SINGING THE BLUES
WITH JAMES NIXON

Born in the American South, the blues is a vocal and instrumental musical form which came from African American spirituals, work songs, shouts and chants and has its earliest stylistic roots in West Africa. This African American-derived music form recognized the pain of lost love and injustice and gave expression to the victory of outlasting a broken heart and facing down adversity.
The blues evolved from hymns, work songs, and field hollers: music used to accompany spiritual, work and social functions.
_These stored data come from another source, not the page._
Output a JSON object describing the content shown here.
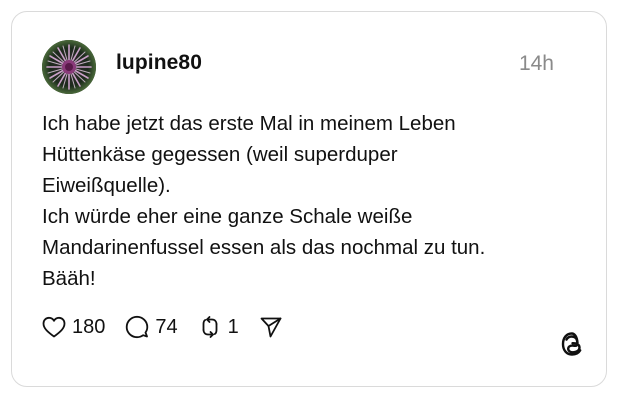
{
  "post": {
    "username": "lupine80",
    "timestamp": "14h",
    "text_lines": [
      "Ich habe jetzt das erste Mal in meinem Leben",
      "Hüttenkäse gegessen (weil superduper",
      "Eiweißquelle).",
      "Ich würde eher eine ganze Schale weiße",
      "Mandarinenfussel essen als das nochmal zu tun.",
      "Bääh!"
    ]
  },
  "actions": {
    "likes": "180",
    "comments": "74",
    "reposts": "1"
  },
  "icons": {
    "like": "heart-icon",
    "comment": "speech-bubble-icon",
    "repost": "repost-arrows-icon",
    "share": "paper-plane-icon",
    "brand": "threads-logo-icon"
  }
}
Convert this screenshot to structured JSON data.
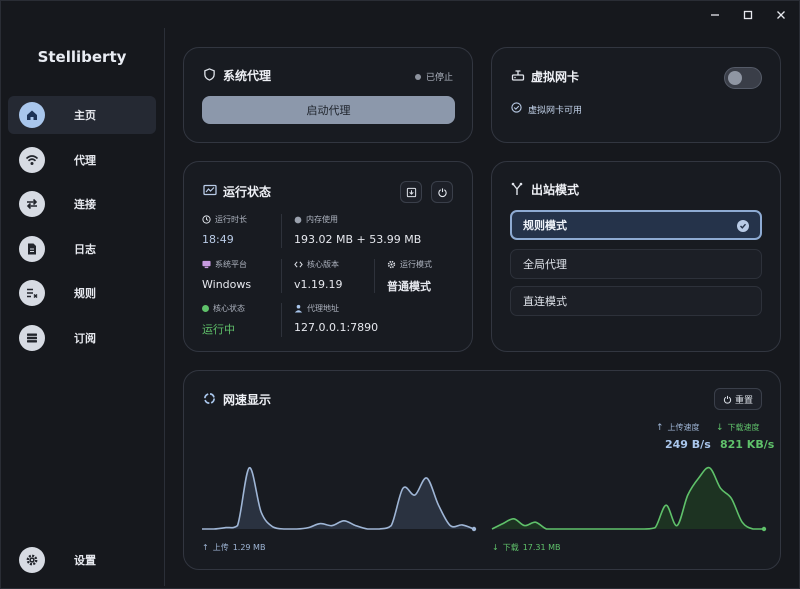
{
  "app_title": "Stelliberty",
  "window_controls": {
    "minimize": "minimize-icon",
    "maximize": "maximize-icon",
    "close": "close-icon"
  },
  "sidebar": {
    "items": [
      {
        "label": "主页",
        "icon": "home-icon",
        "active": true
      },
      {
        "label": "代理",
        "icon": "wifi-icon"
      },
      {
        "label": "连接",
        "icon": "swap-icon"
      },
      {
        "label": "日志",
        "icon": "document-icon"
      },
      {
        "label": "规则",
        "icon": "rules-icon"
      },
      {
        "label": "订阅",
        "icon": "list-icon"
      }
    ],
    "settings_label": "设置"
  },
  "system_proxy": {
    "title": "系统代理",
    "status": "已停止",
    "start_button": "启动代理"
  },
  "tun": {
    "title": "虚拟网卡",
    "status": "虚拟网卡可用",
    "enabled": false
  },
  "runtime": {
    "title": "运行状态",
    "uptime_label": "运行时长",
    "uptime": "18:49",
    "memory_label": "内存使用",
    "memory": "193.02 MB + 53.99 MB",
    "platform_label": "系统平台",
    "platform": "Windows",
    "core_version_label": "核心版本",
    "core_version": "v1.19.19",
    "run_mode_label": "运行模式",
    "run_mode": "普通模式",
    "core_status_label": "核心状态",
    "core_status": "运行中",
    "proxy_addr_label": "代理地址",
    "proxy_addr": "127.0.0.1:7890"
  },
  "outbound": {
    "title": "出站模式",
    "options": [
      {
        "label": "规则模式",
        "selected": true
      },
      {
        "label": "全局代理",
        "selected": false
      },
      {
        "label": "直连模式",
        "selected": false
      }
    ]
  },
  "speed": {
    "title": "网速显示",
    "reset_label": "重置",
    "upload_speed_label": "上传速度",
    "upload_speed": "249 B/s",
    "download_speed_label": "下载速度",
    "download_speed": "821 KB/s",
    "upload_total_label": "上传",
    "upload_total": "1.29 MB",
    "download_total_label": "下载",
    "download_total": "17.31 MB"
  },
  "colors": {
    "accent": "#a9c6ec",
    "upload": "#9fb6d6",
    "download": "#5fc16a",
    "running": "#5fc16a"
  },
  "chart_data": [
    {
      "type": "area",
      "series": [
        {
          "name": "上传",
          "values": [
            0.0,
            0.0,
            0.02,
            0.05,
            0.9,
            0.25,
            0.03,
            0.0,
            0.0,
            0.02,
            0.08,
            0.05,
            0.12,
            0.05,
            0.0,
            0.0,
            0.05,
            0.6,
            0.5,
            0.75,
            0.35,
            0.05,
            0.06,
            0.0
          ]
        }
      ]
    },
    {
      "type": "area",
      "series": [
        {
          "name": "下载",
          "values": [
            0.0,
            0.08,
            0.15,
            0.05,
            0.1,
            0.0,
            0.0,
            0.0,
            0.0,
            0.0,
            0.0,
            0.0,
            0.0,
            0.0,
            0.0,
            0.02,
            0.35,
            0.05,
            0.5,
            0.75,
            0.9,
            0.6,
            0.45,
            0.1,
            0.0,
            0.0
          ]
        }
      ]
    }
  ]
}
Blues is the
foundation of jazz as well as the prime source of rhythm and blues, rock 'n' roll, and country music.
Blues has been a major influence on later American and Western popular music, finding expression in ragtime, jazz, big bands, rhythm and blues, rock and roll and country music, as well as conventional pop songs and even modern classical music.
What is now recognizable as the standard 12-bar blues form is documented from oral history and sheet music appearing in African American communities throughout the region along the lower Mississippi River during the first decade of the 1900s . . . .and performed by white bands and black bands in New Orleans at least since 1908.
One of the early sites of blues evolution was along Beale Street in Memphis, Tennessee. B.B. King emerged as a major artist in the fifties and reached his height in the late sixties. His virtuoso guitar technique earned him the eponymous title "king of the blues".